With developers Terra Group and the Related Group partnering to create Park Grove, a three-tower luxury condo project, and Terra also building the 90-unit Grove at Grand Bay, Coconut Grove is poised for a “wonderful comeback,” said W. Allen Morris, head of Allen Morris Co.

“What Terra is doing is going to take the Grove into a whole new paradigm shift,” Morris said in an interview. “It is only going to get better and better.”

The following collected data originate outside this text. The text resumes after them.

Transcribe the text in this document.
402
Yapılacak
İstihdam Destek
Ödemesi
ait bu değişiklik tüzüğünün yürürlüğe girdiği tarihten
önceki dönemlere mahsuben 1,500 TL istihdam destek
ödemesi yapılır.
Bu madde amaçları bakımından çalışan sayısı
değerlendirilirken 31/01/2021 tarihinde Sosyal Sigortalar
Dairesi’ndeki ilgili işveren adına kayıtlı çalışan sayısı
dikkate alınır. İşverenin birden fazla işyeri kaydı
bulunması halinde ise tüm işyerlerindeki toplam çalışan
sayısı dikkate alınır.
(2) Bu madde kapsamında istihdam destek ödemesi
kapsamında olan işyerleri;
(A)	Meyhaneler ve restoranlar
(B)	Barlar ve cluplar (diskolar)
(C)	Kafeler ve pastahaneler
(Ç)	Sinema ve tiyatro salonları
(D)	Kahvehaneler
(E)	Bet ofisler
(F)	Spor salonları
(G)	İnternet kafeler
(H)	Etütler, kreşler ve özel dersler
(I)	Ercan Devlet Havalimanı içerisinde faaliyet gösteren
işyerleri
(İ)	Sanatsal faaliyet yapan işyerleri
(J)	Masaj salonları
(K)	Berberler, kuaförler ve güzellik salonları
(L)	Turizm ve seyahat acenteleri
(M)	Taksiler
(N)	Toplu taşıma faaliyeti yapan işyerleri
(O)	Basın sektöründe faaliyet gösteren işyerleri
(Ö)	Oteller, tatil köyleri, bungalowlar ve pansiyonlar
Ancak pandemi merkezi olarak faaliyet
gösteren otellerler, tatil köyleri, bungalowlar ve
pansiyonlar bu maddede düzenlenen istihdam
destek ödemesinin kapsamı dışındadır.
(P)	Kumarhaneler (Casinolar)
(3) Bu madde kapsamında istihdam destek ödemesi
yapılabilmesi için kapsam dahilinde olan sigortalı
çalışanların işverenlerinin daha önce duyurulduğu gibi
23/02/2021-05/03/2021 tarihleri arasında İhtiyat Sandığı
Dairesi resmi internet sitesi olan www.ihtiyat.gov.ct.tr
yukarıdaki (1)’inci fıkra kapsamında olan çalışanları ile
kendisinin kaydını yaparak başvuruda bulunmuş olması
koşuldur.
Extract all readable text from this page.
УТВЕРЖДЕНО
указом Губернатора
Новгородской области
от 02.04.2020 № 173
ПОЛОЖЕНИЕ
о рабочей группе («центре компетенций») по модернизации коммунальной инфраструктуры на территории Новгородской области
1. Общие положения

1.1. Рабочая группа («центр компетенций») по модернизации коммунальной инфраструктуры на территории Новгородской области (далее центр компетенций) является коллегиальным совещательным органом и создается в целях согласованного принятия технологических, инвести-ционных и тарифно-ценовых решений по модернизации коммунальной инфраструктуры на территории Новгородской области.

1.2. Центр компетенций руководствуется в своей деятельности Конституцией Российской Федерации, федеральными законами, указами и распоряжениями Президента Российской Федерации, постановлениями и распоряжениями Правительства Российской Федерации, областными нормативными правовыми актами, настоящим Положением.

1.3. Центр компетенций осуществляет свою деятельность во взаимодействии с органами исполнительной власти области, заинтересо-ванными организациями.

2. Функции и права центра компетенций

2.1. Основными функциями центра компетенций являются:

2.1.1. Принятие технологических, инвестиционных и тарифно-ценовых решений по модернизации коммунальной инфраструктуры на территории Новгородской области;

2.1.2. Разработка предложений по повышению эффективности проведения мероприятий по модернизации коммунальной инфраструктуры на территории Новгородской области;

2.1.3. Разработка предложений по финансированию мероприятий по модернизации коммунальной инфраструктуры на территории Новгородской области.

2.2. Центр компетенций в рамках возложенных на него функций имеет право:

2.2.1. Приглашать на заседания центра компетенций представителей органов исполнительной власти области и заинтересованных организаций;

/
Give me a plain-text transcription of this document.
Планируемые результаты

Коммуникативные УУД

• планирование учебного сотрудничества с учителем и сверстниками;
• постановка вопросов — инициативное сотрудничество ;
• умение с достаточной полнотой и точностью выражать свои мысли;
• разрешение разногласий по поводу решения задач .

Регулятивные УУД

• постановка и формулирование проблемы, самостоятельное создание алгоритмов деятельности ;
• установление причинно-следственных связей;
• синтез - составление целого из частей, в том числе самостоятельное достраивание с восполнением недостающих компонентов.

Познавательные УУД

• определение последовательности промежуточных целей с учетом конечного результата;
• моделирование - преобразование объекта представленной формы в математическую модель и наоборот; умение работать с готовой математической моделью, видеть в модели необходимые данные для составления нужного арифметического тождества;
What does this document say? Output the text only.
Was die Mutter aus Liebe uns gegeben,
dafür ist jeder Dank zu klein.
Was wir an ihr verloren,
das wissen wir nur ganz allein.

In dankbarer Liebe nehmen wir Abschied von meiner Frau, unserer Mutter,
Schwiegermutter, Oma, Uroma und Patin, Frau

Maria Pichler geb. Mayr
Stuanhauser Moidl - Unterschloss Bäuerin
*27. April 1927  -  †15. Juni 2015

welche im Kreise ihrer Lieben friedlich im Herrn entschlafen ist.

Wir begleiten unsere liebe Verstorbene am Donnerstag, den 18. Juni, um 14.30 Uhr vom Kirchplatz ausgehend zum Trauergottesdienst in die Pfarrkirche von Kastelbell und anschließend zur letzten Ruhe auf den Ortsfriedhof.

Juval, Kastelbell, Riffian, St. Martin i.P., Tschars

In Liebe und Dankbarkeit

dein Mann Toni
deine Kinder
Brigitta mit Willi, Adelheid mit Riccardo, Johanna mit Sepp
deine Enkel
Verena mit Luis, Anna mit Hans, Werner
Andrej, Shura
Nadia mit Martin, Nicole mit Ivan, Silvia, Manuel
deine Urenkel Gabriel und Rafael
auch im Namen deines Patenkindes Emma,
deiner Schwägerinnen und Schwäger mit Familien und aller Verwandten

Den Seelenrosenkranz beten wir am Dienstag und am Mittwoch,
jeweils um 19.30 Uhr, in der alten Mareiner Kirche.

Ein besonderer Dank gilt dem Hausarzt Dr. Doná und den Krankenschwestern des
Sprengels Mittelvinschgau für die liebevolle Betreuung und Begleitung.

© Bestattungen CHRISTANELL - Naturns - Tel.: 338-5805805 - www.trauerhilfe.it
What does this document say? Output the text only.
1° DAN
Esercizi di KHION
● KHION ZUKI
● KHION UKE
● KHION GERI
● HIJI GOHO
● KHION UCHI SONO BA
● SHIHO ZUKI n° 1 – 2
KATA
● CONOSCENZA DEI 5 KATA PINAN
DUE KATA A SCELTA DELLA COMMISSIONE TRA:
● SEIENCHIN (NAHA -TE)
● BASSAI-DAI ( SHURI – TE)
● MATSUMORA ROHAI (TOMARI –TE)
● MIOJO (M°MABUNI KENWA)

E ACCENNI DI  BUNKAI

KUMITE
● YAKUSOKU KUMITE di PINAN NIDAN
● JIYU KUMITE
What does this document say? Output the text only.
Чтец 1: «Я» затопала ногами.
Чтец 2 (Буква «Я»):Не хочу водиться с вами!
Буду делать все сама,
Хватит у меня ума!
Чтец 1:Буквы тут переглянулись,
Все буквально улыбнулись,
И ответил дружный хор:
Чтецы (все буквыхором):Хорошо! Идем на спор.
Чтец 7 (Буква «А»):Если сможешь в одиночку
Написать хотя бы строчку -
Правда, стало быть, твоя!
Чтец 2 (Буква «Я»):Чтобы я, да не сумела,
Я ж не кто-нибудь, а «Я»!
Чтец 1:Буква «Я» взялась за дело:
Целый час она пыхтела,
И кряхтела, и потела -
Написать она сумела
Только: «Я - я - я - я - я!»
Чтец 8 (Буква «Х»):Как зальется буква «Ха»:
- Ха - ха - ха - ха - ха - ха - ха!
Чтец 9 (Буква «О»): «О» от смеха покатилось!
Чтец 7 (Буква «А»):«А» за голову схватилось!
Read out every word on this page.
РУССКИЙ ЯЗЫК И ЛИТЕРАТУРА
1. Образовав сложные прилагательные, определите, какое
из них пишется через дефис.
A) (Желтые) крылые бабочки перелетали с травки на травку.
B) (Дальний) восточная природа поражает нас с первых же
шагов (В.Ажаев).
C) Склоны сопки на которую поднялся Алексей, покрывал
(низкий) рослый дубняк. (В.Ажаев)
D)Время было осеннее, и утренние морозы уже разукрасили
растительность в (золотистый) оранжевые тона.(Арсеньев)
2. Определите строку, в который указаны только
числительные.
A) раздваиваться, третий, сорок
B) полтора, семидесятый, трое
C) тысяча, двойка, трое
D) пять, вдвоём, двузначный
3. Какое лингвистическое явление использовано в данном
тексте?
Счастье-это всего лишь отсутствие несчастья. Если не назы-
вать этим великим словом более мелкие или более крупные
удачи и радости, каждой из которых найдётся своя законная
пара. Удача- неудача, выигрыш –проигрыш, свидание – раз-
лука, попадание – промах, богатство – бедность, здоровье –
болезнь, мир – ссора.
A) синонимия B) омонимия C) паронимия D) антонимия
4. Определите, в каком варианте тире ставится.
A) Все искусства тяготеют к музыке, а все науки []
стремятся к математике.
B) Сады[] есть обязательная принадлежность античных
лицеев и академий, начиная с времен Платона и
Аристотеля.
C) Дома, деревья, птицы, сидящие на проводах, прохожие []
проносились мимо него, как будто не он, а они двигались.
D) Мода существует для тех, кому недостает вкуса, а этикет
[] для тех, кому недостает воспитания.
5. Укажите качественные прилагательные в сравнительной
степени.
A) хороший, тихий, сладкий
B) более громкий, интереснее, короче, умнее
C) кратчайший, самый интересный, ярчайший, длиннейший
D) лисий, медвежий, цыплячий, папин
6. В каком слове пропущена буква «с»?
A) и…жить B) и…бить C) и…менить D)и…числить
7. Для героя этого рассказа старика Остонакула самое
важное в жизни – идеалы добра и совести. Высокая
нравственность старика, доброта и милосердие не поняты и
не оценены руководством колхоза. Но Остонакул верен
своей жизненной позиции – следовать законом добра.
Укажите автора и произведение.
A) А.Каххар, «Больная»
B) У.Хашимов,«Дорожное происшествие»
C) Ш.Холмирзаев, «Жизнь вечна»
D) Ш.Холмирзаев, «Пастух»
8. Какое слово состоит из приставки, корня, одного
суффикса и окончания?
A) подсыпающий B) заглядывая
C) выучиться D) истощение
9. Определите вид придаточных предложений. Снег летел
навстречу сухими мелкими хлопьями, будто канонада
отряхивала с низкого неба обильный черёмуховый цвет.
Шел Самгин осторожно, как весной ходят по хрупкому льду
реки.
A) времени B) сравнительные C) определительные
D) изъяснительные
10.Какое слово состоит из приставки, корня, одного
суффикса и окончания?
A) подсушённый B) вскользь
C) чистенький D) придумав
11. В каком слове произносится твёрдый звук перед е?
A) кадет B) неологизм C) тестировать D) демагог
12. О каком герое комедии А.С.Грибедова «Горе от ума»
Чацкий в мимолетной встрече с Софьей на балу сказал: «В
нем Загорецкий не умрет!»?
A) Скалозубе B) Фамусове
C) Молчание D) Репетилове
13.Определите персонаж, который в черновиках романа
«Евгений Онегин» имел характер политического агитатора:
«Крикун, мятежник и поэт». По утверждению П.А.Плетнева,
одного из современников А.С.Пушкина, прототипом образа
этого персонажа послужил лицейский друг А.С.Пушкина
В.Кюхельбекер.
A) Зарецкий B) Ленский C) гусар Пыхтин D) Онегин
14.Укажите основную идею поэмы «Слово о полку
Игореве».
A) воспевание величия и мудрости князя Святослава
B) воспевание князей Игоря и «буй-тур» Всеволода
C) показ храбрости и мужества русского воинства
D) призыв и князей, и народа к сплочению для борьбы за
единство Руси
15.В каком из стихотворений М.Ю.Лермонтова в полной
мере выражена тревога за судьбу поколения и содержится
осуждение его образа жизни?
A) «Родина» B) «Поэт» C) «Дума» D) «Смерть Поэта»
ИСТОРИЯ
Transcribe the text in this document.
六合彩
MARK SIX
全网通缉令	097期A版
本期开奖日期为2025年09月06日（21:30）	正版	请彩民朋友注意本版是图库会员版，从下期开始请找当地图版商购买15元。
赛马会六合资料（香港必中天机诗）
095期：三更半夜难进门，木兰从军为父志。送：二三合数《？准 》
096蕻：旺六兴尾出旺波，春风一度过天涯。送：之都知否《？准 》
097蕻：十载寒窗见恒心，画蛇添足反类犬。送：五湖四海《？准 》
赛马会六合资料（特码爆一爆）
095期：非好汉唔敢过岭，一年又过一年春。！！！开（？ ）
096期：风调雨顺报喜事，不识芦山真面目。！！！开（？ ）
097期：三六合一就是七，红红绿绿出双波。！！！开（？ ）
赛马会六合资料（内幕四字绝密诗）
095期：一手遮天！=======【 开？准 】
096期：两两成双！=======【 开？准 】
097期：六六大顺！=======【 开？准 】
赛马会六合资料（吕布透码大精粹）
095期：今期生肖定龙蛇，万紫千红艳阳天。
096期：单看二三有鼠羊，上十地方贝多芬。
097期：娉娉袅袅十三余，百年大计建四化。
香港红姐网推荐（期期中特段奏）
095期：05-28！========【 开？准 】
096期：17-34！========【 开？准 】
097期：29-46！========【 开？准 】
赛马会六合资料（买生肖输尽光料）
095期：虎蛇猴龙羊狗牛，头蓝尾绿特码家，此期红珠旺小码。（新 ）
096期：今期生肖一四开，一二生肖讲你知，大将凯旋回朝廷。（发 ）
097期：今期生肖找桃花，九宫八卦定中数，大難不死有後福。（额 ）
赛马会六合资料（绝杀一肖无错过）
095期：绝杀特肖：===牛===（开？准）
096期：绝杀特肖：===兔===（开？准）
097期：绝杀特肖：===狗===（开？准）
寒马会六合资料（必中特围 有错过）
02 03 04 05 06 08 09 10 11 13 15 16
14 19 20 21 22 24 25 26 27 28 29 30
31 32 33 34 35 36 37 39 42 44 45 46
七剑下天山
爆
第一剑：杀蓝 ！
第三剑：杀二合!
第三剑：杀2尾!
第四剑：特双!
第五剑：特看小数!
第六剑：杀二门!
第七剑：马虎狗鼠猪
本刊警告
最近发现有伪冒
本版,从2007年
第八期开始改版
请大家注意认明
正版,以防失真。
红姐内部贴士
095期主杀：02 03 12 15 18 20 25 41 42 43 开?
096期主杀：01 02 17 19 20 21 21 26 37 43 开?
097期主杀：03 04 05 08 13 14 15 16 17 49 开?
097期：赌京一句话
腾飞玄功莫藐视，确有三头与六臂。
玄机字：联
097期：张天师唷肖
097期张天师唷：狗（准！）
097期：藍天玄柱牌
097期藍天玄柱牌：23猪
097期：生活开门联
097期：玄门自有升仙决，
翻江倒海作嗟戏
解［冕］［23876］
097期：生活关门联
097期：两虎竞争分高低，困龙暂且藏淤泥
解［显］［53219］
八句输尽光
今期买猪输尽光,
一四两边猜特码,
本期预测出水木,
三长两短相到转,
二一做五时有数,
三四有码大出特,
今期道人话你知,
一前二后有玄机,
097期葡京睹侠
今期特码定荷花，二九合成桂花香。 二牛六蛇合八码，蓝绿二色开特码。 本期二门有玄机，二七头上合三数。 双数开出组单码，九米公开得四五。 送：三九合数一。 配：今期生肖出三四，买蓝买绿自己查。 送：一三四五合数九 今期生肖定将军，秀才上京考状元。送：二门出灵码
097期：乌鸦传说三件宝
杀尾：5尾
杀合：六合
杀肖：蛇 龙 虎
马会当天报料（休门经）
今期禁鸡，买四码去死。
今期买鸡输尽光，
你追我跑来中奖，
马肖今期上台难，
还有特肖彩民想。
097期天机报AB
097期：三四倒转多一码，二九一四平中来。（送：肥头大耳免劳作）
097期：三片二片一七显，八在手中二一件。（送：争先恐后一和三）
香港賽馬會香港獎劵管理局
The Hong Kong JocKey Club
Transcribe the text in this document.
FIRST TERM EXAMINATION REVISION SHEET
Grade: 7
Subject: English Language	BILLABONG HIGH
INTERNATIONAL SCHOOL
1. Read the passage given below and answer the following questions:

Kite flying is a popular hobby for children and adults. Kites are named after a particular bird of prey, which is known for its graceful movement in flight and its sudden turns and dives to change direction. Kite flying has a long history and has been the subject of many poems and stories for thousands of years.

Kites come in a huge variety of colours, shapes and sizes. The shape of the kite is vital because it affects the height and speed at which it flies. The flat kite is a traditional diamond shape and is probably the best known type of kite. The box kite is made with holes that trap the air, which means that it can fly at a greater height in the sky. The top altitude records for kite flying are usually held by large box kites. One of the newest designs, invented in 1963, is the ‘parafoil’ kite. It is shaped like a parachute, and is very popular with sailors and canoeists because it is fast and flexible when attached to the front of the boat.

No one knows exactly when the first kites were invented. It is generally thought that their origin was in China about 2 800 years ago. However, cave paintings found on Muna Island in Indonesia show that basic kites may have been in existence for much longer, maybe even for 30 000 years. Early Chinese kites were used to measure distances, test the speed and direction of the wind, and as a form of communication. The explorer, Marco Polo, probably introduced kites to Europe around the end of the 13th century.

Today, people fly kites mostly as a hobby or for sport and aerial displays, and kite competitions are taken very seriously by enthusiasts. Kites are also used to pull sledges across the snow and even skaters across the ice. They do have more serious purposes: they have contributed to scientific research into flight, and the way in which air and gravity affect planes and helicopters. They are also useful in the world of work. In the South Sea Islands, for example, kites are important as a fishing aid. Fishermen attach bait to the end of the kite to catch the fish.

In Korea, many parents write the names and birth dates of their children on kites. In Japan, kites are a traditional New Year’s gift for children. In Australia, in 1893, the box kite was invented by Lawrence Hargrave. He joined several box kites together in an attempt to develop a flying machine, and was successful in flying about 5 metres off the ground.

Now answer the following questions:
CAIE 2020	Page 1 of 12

Investors certainly seem to think so. In March, an entity controlled by famed Miami architect Bernardo Fort-Brescia renovated the Engle Building at the corner of McFarlane Road and Main Highway and announced a roster of new tenants including Harry’s Pizzeria, Panther Coffee and Clyde Butcher gallery. A month later, a group of Latin American buyers plunked down $2 million (10 times the last sales price) for a 10,502-square-foot commercial property in the West Grove.

And in May, a partnership between Maryland-based Federal Realty Investment Trust, Grass River Property and the Comras Co. bought the Cocowalk shopping complex in a deal valued at $87.5 million and unveiled plans to redevelop the center and include a new tenant mix.